In the statement, U.S. Attorney Tristram Coffin said the investigation had "produced insufficient evidence to file criminal charges, and therefore the investigation would be closed."
The office offered no further comment.
No surprises here, as Coffin intimated to Seven Days two weeks ago that he might break tradition and make a public announcement if his office wasn't bringing charges. Breaking that traditional code of silence about federal investigations signaled that the feds were likely leaning against prosecution.
When asked by Seven Days if he might issue a release if they didn't bring charges, given the high-profile nature of BT's case and the concerns that unending investigations could hamper its talks with financiers, Coffin offered this rare public concession for a federal prosecutor: “We typically don’t, but there are times when we might make a decision to do otherwise. This might be one of those times.”
Coffin made that statement shortly after Chittenden County State's Attorney T.J. Donovan and Addison County State's Attorney David Fenster declined to prosecute BT and city officials on a variety state charges. State's attorney Bob Simpson led the investigation for Donovan and it's unclear whether Simpson recommended the state bring misdemeanor charges for "neglect of duty" against unnamed city officials.
A civil suit brought against BT officials and Chief Administrative Officer Jonathan Leopold is still pending.
At the end of June, BT's attorney told state regulators that the muni telecom has two “letters of intent” — one from a financial investor, one from an out-of-state, independent telephone company — to help address BT’s woes. An in-state telecom firm remains interested but has not made a formal offer.
BT is seeking permission from the Vermont Public Service Board to finish wiring its network throughout the Queen City based on how much cash it has on hand — not how much it can borrow.

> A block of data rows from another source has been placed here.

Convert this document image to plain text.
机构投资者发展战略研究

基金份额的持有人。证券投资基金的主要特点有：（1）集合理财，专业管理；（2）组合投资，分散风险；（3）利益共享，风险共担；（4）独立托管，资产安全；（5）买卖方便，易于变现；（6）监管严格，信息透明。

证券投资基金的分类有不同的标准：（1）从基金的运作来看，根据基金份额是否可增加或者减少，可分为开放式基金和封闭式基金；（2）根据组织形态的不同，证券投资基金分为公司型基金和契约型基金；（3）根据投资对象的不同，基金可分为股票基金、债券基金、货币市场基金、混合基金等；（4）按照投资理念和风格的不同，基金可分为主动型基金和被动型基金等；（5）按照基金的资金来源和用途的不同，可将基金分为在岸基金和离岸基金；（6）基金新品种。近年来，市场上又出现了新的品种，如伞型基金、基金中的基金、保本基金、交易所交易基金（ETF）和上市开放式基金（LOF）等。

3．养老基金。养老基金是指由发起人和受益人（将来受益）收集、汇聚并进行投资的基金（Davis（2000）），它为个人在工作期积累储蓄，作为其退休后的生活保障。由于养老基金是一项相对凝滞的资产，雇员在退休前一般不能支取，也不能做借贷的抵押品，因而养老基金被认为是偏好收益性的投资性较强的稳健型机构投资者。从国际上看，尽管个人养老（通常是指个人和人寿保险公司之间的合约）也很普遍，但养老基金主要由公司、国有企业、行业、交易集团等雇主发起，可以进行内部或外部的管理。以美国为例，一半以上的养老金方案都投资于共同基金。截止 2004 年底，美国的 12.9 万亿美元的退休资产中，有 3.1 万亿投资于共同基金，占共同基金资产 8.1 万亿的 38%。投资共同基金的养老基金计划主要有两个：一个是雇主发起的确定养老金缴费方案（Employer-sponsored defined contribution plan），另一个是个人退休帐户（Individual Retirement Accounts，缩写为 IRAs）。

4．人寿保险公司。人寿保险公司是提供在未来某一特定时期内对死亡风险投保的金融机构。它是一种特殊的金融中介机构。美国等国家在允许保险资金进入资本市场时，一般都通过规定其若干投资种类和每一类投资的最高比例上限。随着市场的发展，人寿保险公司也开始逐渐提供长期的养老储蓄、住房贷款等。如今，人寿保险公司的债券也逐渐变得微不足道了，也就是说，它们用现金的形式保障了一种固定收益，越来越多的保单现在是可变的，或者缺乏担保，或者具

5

An August 2009 audit found that BT’s services reached all but 3297 — or 20 percent — of the city’s addresses. Of those, about 1355 addresses are located on private rights-of-way. BT is asking the PSB for a green light to reach the remaining 1942 addresses. BT plans to spend more than $500,000 on capital investments this year — up more than $200,000 from last year — to hook up new customers.

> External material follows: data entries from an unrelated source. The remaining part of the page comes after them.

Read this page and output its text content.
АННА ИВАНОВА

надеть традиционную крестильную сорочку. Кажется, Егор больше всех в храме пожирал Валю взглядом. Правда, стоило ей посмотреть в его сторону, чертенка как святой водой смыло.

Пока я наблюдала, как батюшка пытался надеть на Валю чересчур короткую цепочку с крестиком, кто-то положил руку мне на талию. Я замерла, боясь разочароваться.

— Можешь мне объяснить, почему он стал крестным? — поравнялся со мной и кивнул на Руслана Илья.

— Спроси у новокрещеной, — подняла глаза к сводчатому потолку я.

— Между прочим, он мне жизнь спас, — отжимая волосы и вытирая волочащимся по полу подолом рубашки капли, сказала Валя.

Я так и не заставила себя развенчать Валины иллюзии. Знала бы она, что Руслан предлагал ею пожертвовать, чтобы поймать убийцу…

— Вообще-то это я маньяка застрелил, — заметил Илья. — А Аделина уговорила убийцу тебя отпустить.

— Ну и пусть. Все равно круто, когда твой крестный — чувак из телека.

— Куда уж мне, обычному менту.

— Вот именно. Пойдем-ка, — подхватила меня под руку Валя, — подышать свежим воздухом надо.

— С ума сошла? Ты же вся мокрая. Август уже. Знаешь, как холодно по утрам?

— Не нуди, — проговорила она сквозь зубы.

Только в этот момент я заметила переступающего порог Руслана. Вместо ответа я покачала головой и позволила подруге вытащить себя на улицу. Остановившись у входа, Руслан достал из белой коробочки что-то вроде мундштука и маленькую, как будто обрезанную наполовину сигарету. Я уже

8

BT is also seeking PSB approval to exempt the utility from having to reimburse the city several hundred thousand dollars it spent on financial advisers Dorman & Fawcett to renegotiate the city’s $33.5 million lease-purchase deal with CitiCapital.
The city has not heard from CitiCapital since February. The city terminated its lease with CitiCapital last fall. The financier hasn't yet made any moves to repossess BT's equipment — or file a lawsuit — to recoup its losses.